KNCN
- Sinton, Texas; United States;
- Broadcast area: Corpus Christi metropolitan area
- Frequency: 101.3 MHz
- Branding: C101 Rocks

Programming
- Format: Active rock
- Affiliations: Compass Media Networks

Ownership
- Owner: iHeartMedia, Inc.; (iHM Licenses, LLC);
- Sister stations: KKTX, KMXR, KRYS-FM, KSAB, KUNO

History
- First air date: July 1, 1972
- Former call signs: KMIO (1972–1976)

Technical information
- Licensing authority: FCC
- Facility ID: 67186
- Class: C1
- ERP: 100,000 watts
- HAAT: 110 meters (360 ft)
- Transmitter coordinates: 27°55′24.00″N 97°25′26.00″W﻿ / ﻿27.9233333°N 97.4238889°W

Links
- Public license information: Public file; LMS;
- Webcast: Listen live (via iHeartRadio)
- Website: c101.iheart.com

= KNCN =

KNCN (101.3 FM, "C101") is a commercial radio station licensed to Sinton, Texas, United States, and serving the Corpus Christi metropolitan area. Owned by iHeartMedia, it airs an active rock format with studios located on Old Brownsville Road near the Corpus Christi International Airport.

KNCN's transmitter is sited on FM 3161 at FM 1306 in Taft, a community in San Patricio County.

==History==
The station signed on the air on July 1, 1972, as KMIO. It broadcast from a combined studio and tower site north of Corpus Christi Bay and east of Sinton. It used the same tower and power as now, which is a 100,000-watt signal from a 410-foot antenna.

The site had on-air studios, a bathroom, and the transmitter room. The first main transmitter was a Collins 831-G1. In 1976, it switched to a progressive rock format, the first commercial FM rock station in Corpus Christi.

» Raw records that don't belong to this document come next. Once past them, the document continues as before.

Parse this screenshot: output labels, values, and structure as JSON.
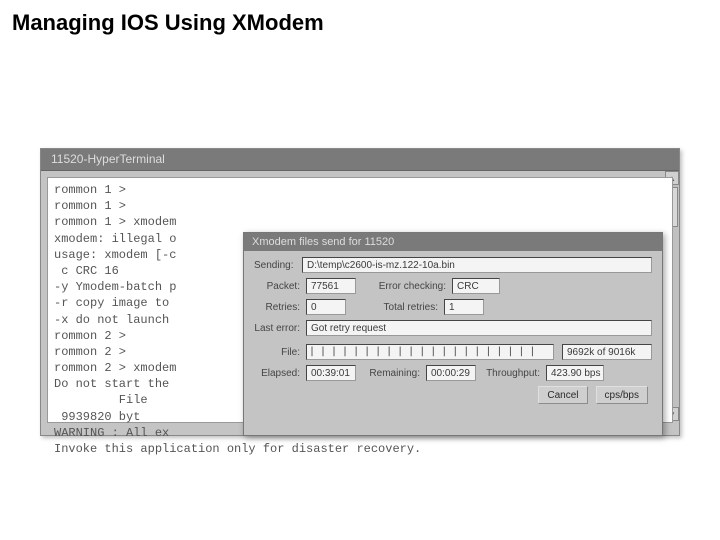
{
  "page": {
    "title": "Managing IOS Using XModem"
  },
  "window": {
    "title": "11520-HyperTerminal"
  },
  "terminal": {
    "text": "rommon 1 >\nrommon 1 >\nrommon 1 > xmodem\nxmodem: illegal o\nusage: xmodem [-c\n c CRC 16\n-y Ymodem-batch p\n-r copy image to\n-x do not launch\nrommon 2 >\nrommon 2 >\nrommon 2 > xmodem\nDo not start the\n         File\n 9939820 byt\nWARNING : All ex\nInvoke this application only for disaster recovery."
  },
  "dialog": {
    "title": "Xmodem files send for 11520",
    "labels": {
      "sending": "Sending:",
      "packet": "Packet:",
      "error_checking": "Error checking:",
      "retries": "Retries:",
      "total_retries": "Total retries:",
      "last_error": "Last error:",
      "file": "File:",
      "elapsed": "Elapsed:",
      "remaining": "Remaining:",
      "throughput": "Throughput:"
    },
    "values": {
      "sending": "D:\\temp\\c2600-is-mz.122-10a.bin",
      "packet": "77561",
      "error_checking": "CRC",
      "retries": "0",
      "total_retries": "1",
      "last_error": "Got retry request",
      "file_status": "9692k of 9016k",
      "elapsed": "00:39:01",
      "remaining": "00:00:29",
      "throughput": "423.90 bps"
    },
    "buttons": {
      "cancel": "Cancel",
      "cpsbps": "cps/bps"
    }
  }
}
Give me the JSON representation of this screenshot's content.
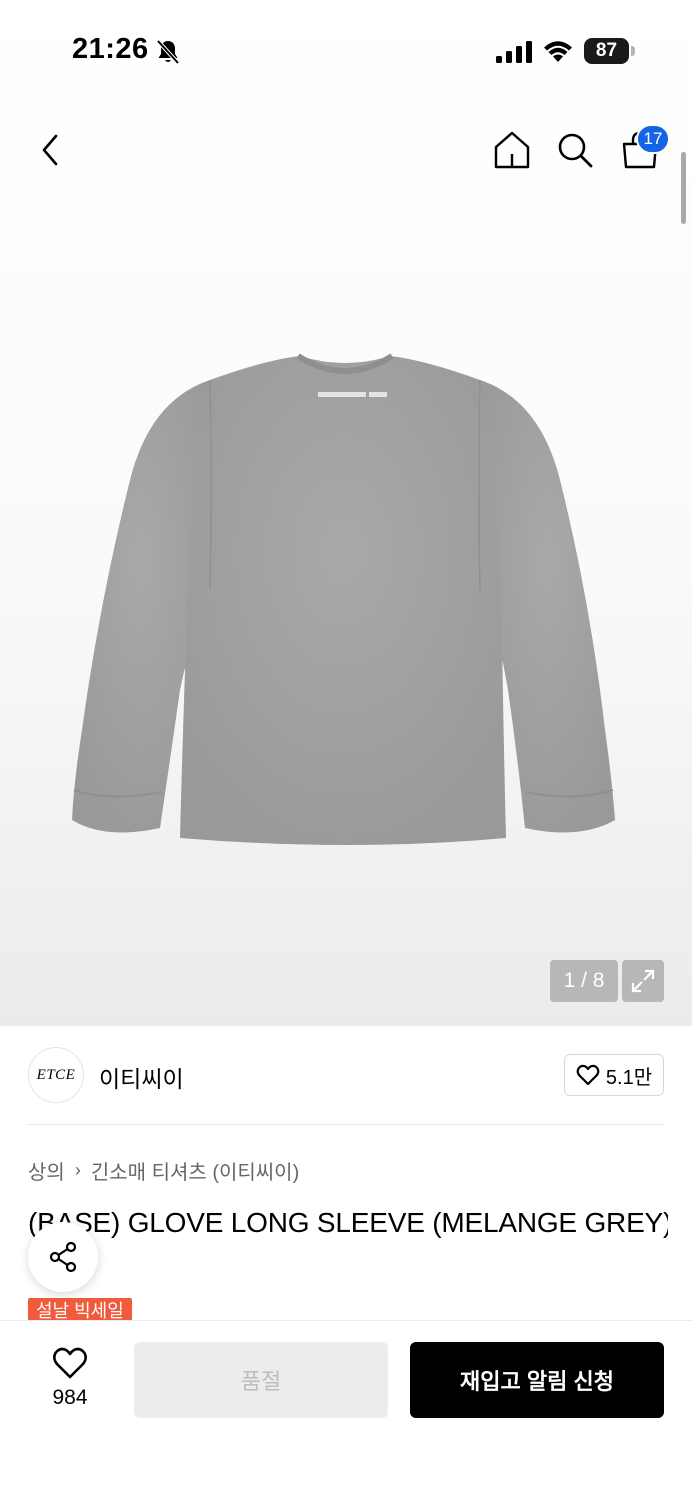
{
  "status_bar": {
    "time": "21:26",
    "battery": "87",
    "icons": [
      "bell-off-icon",
      "signal-icon",
      "wifi-icon",
      "battery-icon"
    ]
  },
  "nav": {
    "cart_count": "17",
    "icons": [
      "back-icon",
      "home-icon",
      "search-icon",
      "cart-icon"
    ]
  },
  "gallery": {
    "counter": "1 / 8",
    "current_index": 1,
    "total": 8
  },
  "brand": {
    "logo_text": "ETCE",
    "name": "이티씨이",
    "like_count": "5.1만"
  },
  "breadcrumb": {
    "items": [
      "상의",
      "긴소매 티셔츠 (이티씨이)"
    ]
  },
  "product": {
    "title": "(BASE) GLOVE LONG SLEEVE (MELANGE GREY)",
    "badge": "설날 빅세일"
  },
  "bottom_bar": {
    "wish_count": "984",
    "soldout_label": "품절",
    "restock_label": "재입고 알림 신청"
  },
  "colors": {
    "accent_blue": "#1464e8",
    "sale_orange": "#f25a3c",
    "product_grey": "#a3a3a3"
  }
}
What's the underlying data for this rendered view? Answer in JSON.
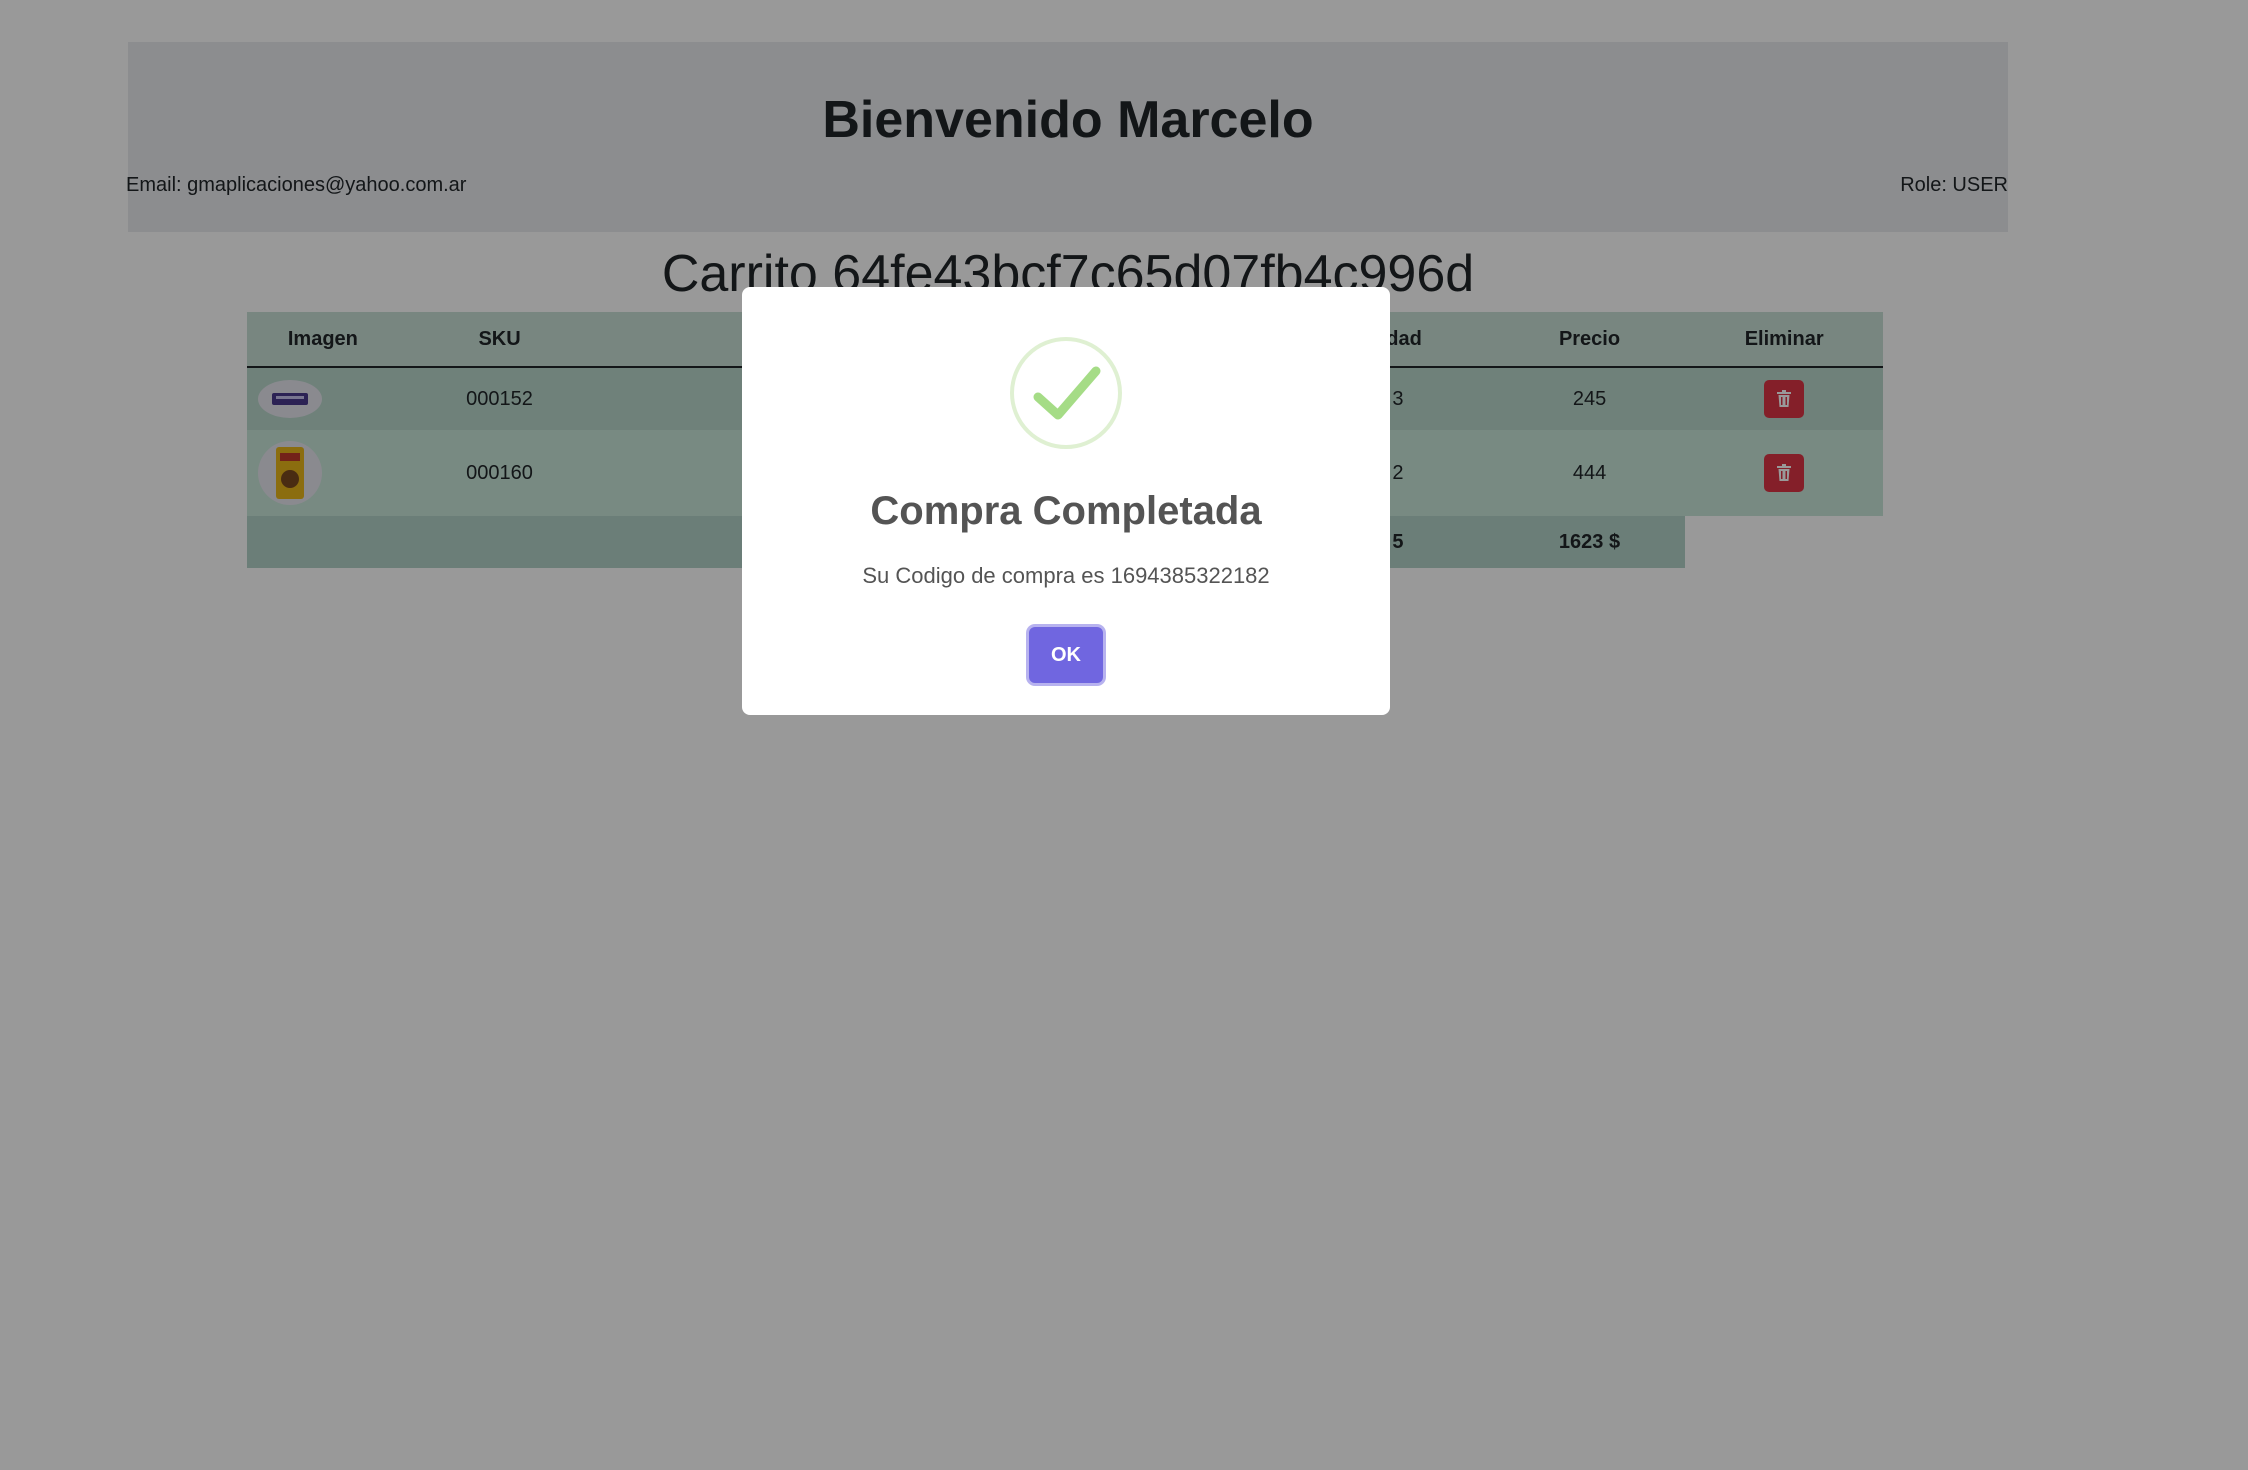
{
  "header": {
    "welcome": "Bienvenido Marcelo",
    "email": "Email: gmaplicaciones@yahoo.com.ar",
    "role": "Role: USER"
  },
  "cart": {
    "title": "Carrito 64fe43bcf7c65d07fb4c996d",
    "columns": [
      "Imagen",
      "SKU",
      "",
      "",
      "tidad",
      "Precio",
      "Eliminar"
    ],
    "rows": [
      {
        "sku": "000152",
        "cantidad": "3",
        "precio": "245"
      },
      {
        "sku": "000160",
        "cantidad": "2",
        "precio": "444"
      }
    ],
    "total_cantidad": "5",
    "total_precio": "1623 $"
  },
  "modal": {
    "title": "Compra Completada",
    "text": "Su Codigo de compra es 1694385322182",
    "ok_label": "OK"
  },
  "colors": {
    "overlay": "rgba(0,0,0,0.4)",
    "ok_button": "#7066e0",
    "delete_button": "#dc3545",
    "success_check": "#a5dc86"
  },
  "icons": [
    "success-check-icon",
    "trash-icon",
    "product-image"
  ]
}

That was coupled with a change in call letters to KNCN.

It was sold to Tippie Communications whose shareholders had been involved with KHFI-AM-FM-TV in Austin, with Rollins/Terminix. By the 1980s, it was co-owned with KVLY-FM in Edinburg, Texas. At that point, it moved to a more formatted album rock sound, playing the top tracks from the biggest selling rock albums. In the 2000s, the station switched to the active rock panel per Mediabase.

In later years, sales offices were established in the business center of Corpus Christi. They were once in the "600 Building" downtown, and later had their own building on Leopard Street. Early on, the station received permission from the FCC to use "Sinton-Taft" in its station identification. A bit later, KNCN changed that to "Sinton-Corpus Christi" to identify its city of license.

Morning show hosts have included Greg and LJ, Ray Lytle and Jon Lamb, Tim and Rex "Two Guys in the Morning". Hannah Storm of ESPN had a brief stint as a C-101 DJ in the early 1980s.